There's actually credibility to some degree in continuing to push the Trump/Russia theory, whereas only a total brainlet die-hard IdPol-tard still thinks Smollett dindu nuffin. On that basis alone I have to reject your claim that believing one summary over the other makes you a hypocrite, or whatever weird narrative you're trying to push here.
a hate crime you referenced in the past
Let's be honest here
One was a summary of a massive two-year investigation that recommended no charges for collusion on a basis of lack of evidence. The other was a single act of prosecutory discretion dropping a case that had already resulted in sixteen charges on a basis of substantial evidence.
Testimony is not always available. If Bob murders Joe and there are no witnesses and the only evidence is a knife Bob purchased soaked in Joe's blood, and Bob refuses to admit to the slaying, then there is no testimony beyond the cops that discovered the knife.
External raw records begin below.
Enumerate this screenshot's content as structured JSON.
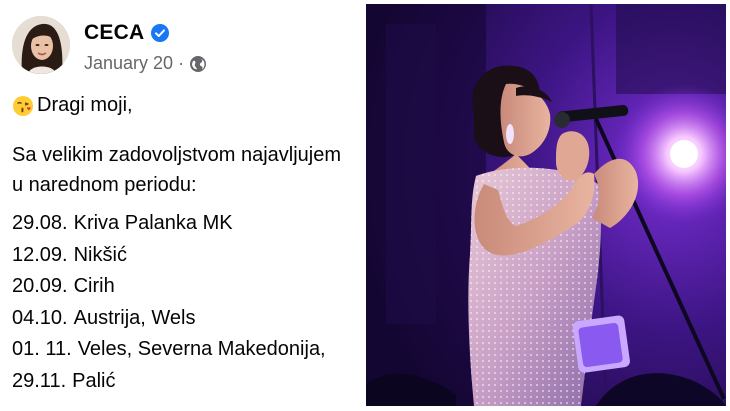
{
  "post": {
    "author": "CECA",
    "verified_icon": "verified-badge-icon",
    "date": "January 20",
    "separator": "·",
    "audience_icon": "globe-icon",
    "greeting_emoji": "face-blowing-kiss-emoji",
    "greeting": "Dragi moji,",
    "intro_line1": "Sa velikim zadovoljstvom najavljujem",
    "intro_line2": "u narednom periodu:",
    "dates": [
      {
        "date": "29.08.",
        "place": "Kriva Palanka MK"
      },
      {
        "date": "12.09.",
        "place": "Nikšić"
      },
      {
        "date": "20.09.",
        "place": "Cirih"
      },
      {
        "date": "04.10.",
        "place": "Austrija, Wels"
      },
      {
        "date": "01. 11.",
        "place": "Veles, Severna Makedonija,"
      },
      {
        "date": "29.11.",
        "place": "Palić"
      }
    ]
  },
  "photo": {
    "subject": "singer-performing-on-stage",
    "stage_light_color": "#f3b2ff",
    "background_color": "#2a0d59"
  },
  "colors": {
    "text": "#050505",
    "meta": "#65676b",
    "verified": "#1877f2"
  }
}
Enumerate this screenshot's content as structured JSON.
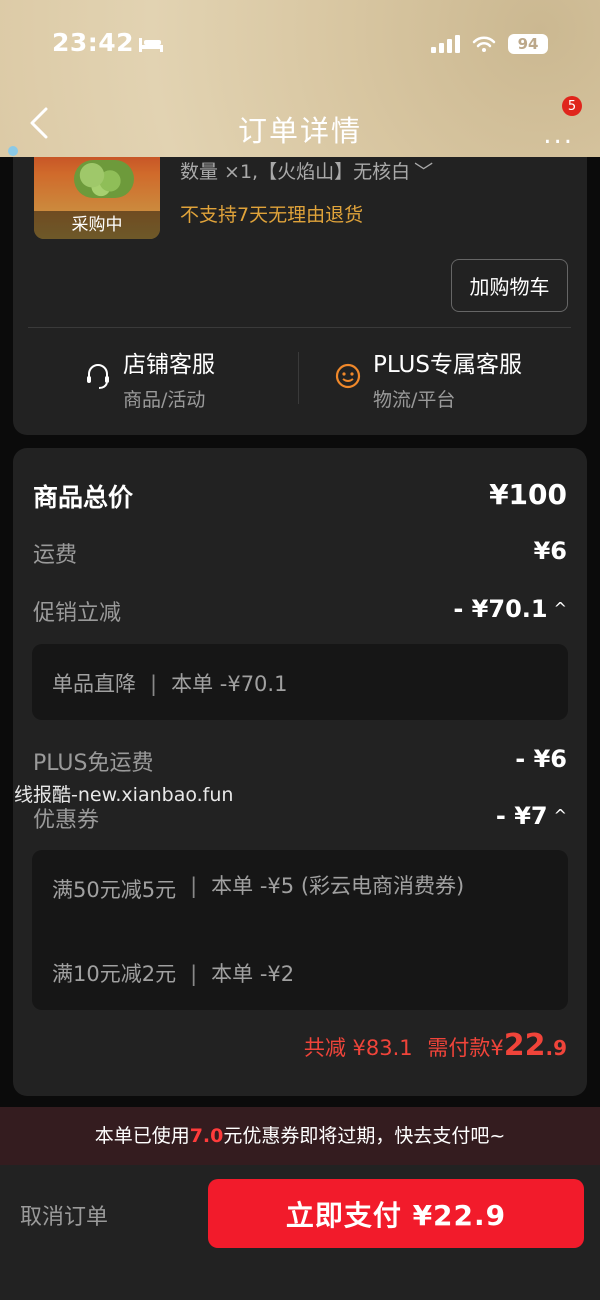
{
  "status_bar": {
    "time": "23:42",
    "battery": "94"
  },
  "header": {
    "title": "订单详情",
    "more": "...",
    "badge": "5"
  },
  "product": {
    "thumb_tag": "采购中",
    "spec": "数量 ×1,【火焰山】无核白",
    "chevron": "﹀",
    "no_return": "不支持7天无理由退货",
    "add_cart": "加购物车"
  },
  "service": {
    "shop": {
      "name": "店铺客服",
      "sub": "商品/活动"
    },
    "plus": {
      "name": "PLUS专属客服",
      "sub": "物流/平台"
    }
  },
  "price": {
    "total_label": "商品总价",
    "total_value": "¥100",
    "shipping_label": "运费",
    "shipping_value": "¥6",
    "promo_label": "促销立减",
    "promo_value": "- ¥70.1",
    "promo_detail": {
      "left": "单品直降",
      "right": "本单 -¥70.1"
    },
    "plus_ship_label": "PLUS免运费",
    "plus_ship_value": "- ¥6",
    "coupon_label": "优惠券",
    "coupon_value": "- ¥7",
    "coupon_details": [
      {
        "left": "满50元减5元",
        "right": "本单 -¥5 (彩云电商消费券)"
      },
      {
        "left": "满10元减2元",
        "right": "本单 -¥2"
      }
    ],
    "caret": "^",
    "summary": {
      "reduce_label": "共减",
      "reduce_value": "¥83.1",
      "pay_label": "需付款",
      "currency": "¥",
      "pay_int": "22",
      "pay_dec": ".9"
    }
  },
  "watermark": "线报酷-new.xianbao.fun",
  "notice": {
    "pre": "本单已使用",
    "amount": "7.0",
    "post": "元优惠券即将过期，快去支付吧~"
  },
  "footer": {
    "cancel": "取消订单",
    "pay": "立即支付 ¥22.9"
  },
  "colors": {
    "accent_red": "#f21b2b",
    "warning_orange": "#e0a33a",
    "card_bg": "#222222"
  }
}
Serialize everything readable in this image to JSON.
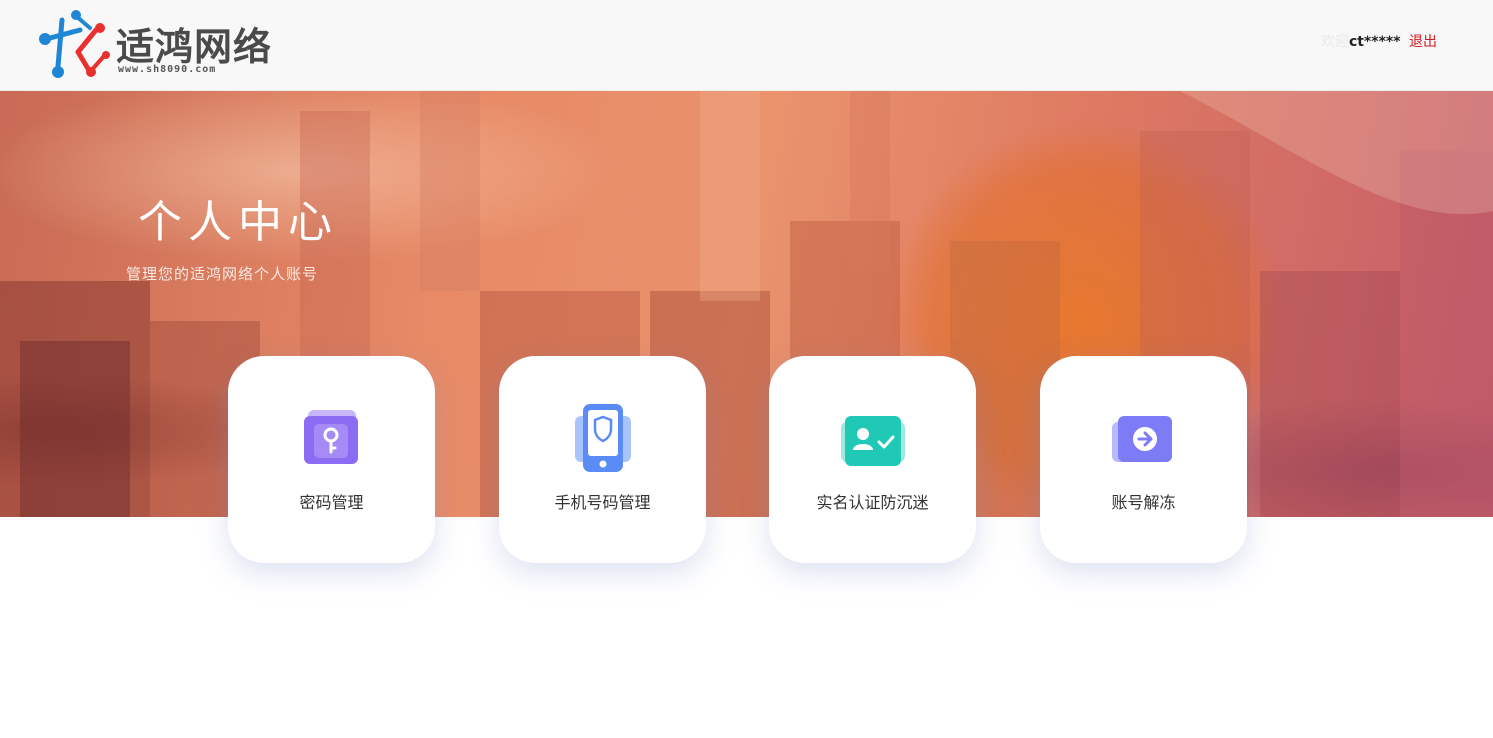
{
  "header": {
    "logo_title": "适鸿网络",
    "logo_url": "www.sh8090.com",
    "greeting": "欢迎",
    "username": "ct*****",
    "logout_label": "退出"
  },
  "banner": {
    "title": "个人中心",
    "subtitle": "管理您的适鸿网络个人账号"
  },
  "cards": [
    {
      "label": "密码管理",
      "icon": "key-lock-icon",
      "color": "#8c6cf2"
    },
    {
      "label": "手机号码管理",
      "icon": "phone-shield-icon",
      "color": "#5b8cf5"
    },
    {
      "label": "实名认证防沉迷",
      "icon": "id-verify-icon",
      "color": "#1fc9b6"
    },
    {
      "label": "账号解冻",
      "icon": "arrow-unlock-icon",
      "color": "#7d7cf6"
    }
  ],
  "colors": {
    "logout": "#d9181d",
    "logo_blue": "#1f86d6",
    "logo_red": "#e8302f"
  }
}
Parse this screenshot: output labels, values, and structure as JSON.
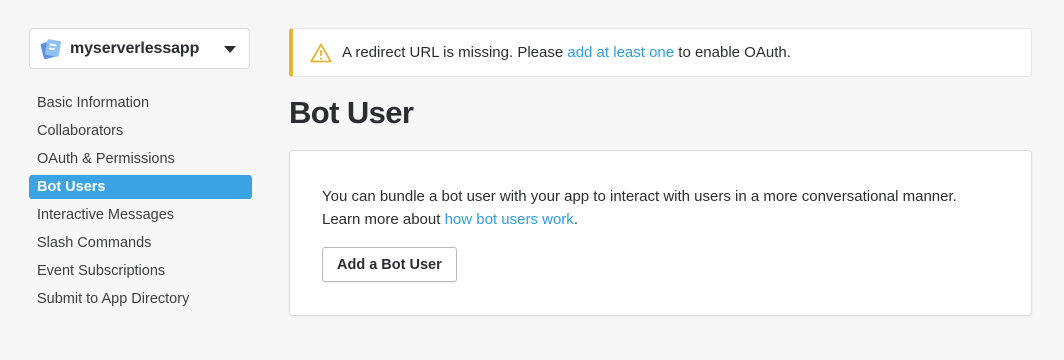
{
  "sidebar": {
    "app_name": "myserverlessapp",
    "items": [
      {
        "label": "Basic Information",
        "active": false
      },
      {
        "label": "Collaborators",
        "active": false
      },
      {
        "label": "OAuth & Permissions",
        "active": false
      },
      {
        "label": "Bot Users",
        "active": true
      },
      {
        "label": "Interactive Messages",
        "active": false
      },
      {
        "label": "Slash Commands",
        "active": false
      },
      {
        "label": "Event Subscriptions",
        "active": false
      },
      {
        "label": "Submit to App Directory",
        "active": false
      }
    ]
  },
  "alert": {
    "icon": "warning-icon",
    "text_before": "A redirect URL is missing. Please ",
    "link_text": "add at least one",
    "text_after": " to enable OAuth."
  },
  "page": {
    "title": "Bot User"
  },
  "card": {
    "line1": "You can bundle a bot user with your app to interact with users in a more conversational manner.",
    "line2_before": "Learn more about ",
    "link_text": "how bot users work",
    "line2_after": ".",
    "button_label": "Add a Bot User"
  },
  "colors": {
    "accent": "#3aa3e3",
    "link": "#2d9ee0",
    "warning": "#e8b33a",
    "background": "#f7f7f7"
  }
}
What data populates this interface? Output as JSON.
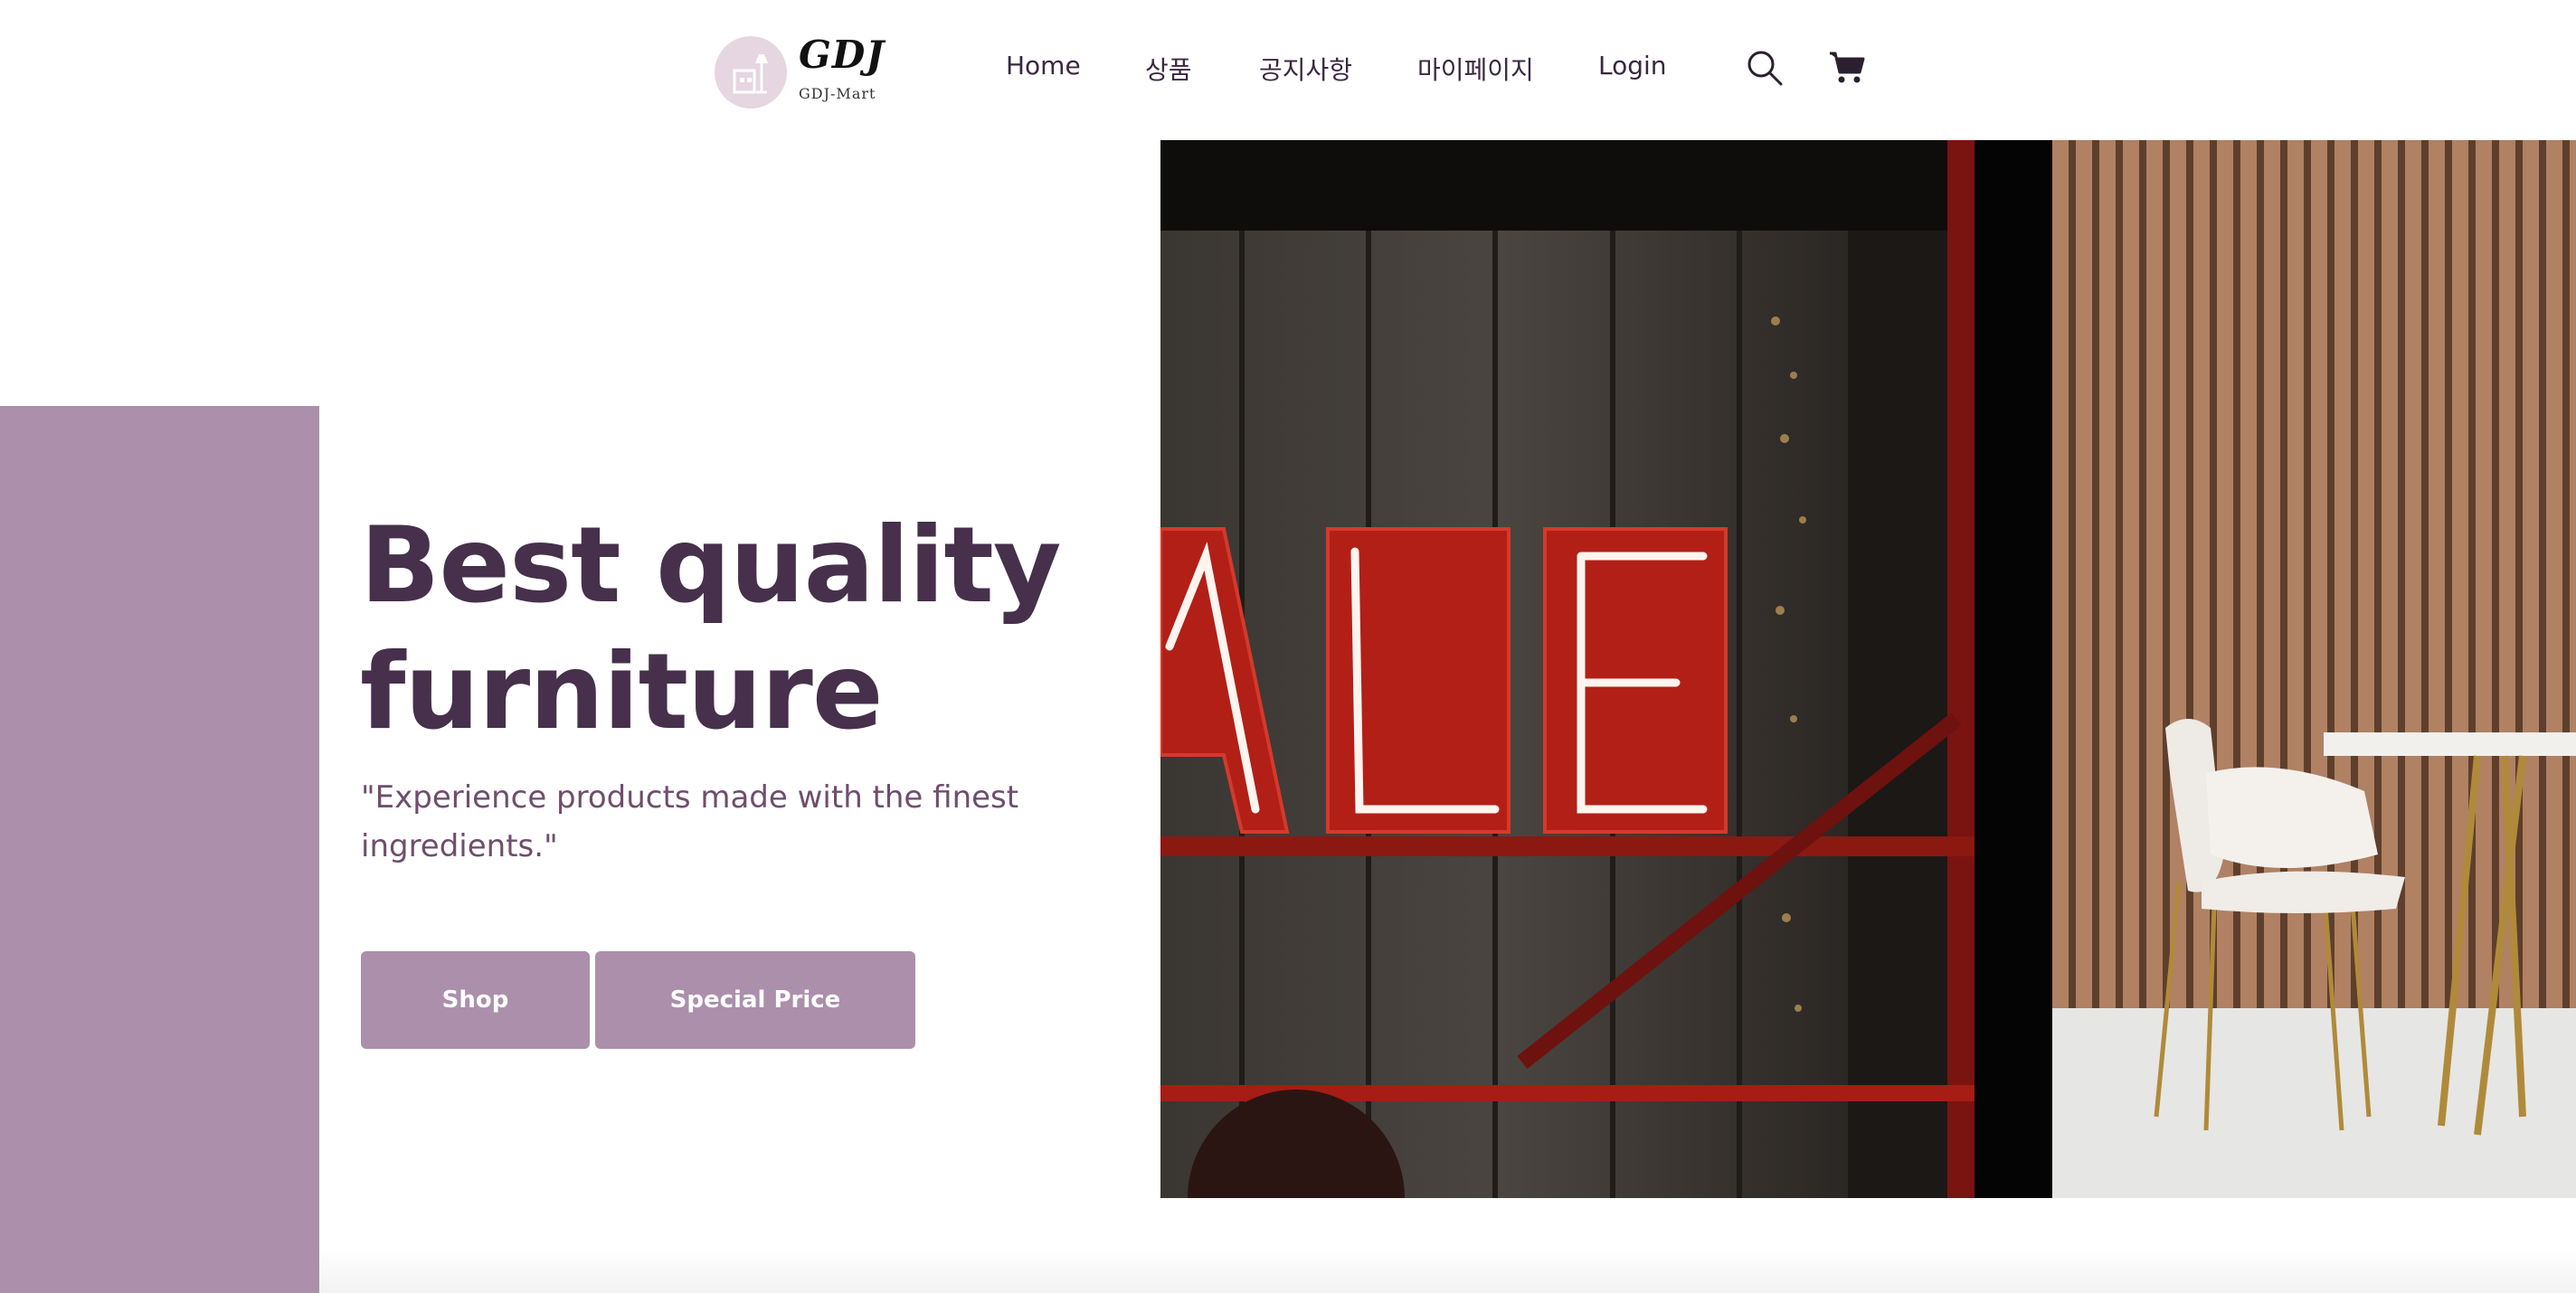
{
  "brand": {
    "logo_script": "GDJ",
    "logo_sub": "GDJ-Mart"
  },
  "nav": {
    "items": [
      {
        "label": "Home"
      },
      {
        "label": "상품"
      },
      {
        "label": "공지사항"
      },
      {
        "label": "마이페이지"
      },
      {
        "label": "Login"
      }
    ],
    "icons": [
      "search-icon",
      "cart-icon"
    ]
  },
  "hero": {
    "title_line1": "Best quality",
    "title_line2": "furniture",
    "subtitle": "\"Experience products made with the finest ingredients.\"",
    "buttons": [
      {
        "label": "Shop"
      },
      {
        "label": "Special Price"
      }
    ],
    "sign_text": "ALE"
  },
  "colors": {
    "accent": "#ab8fab",
    "heading": "#46304b",
    "subtitle": "#6f4e6d",
    "neon_red": "#c0231c"
  }
}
The cops provide testimony to the knife not being planted, but it's the knife itself that carries the information of blood and location. You need expert opinion to translate the explanation of the knife, e.g. forensic experts running PCR on the blood to match it to Joe, or bank records showing the purchase of the knife by Bob, but the knife itself is its own evidence.
The reason we don't even need to focus as much on the objects is because two people already confessed IN ADDITION TO the plethora of physical evidence which supports their claims. We believe Smollett to be guilty because $130k was spent in investigating the various leads and pieces of evidence, including investigation by many experts and independent sources, all of which point to the whole thing being a hoax.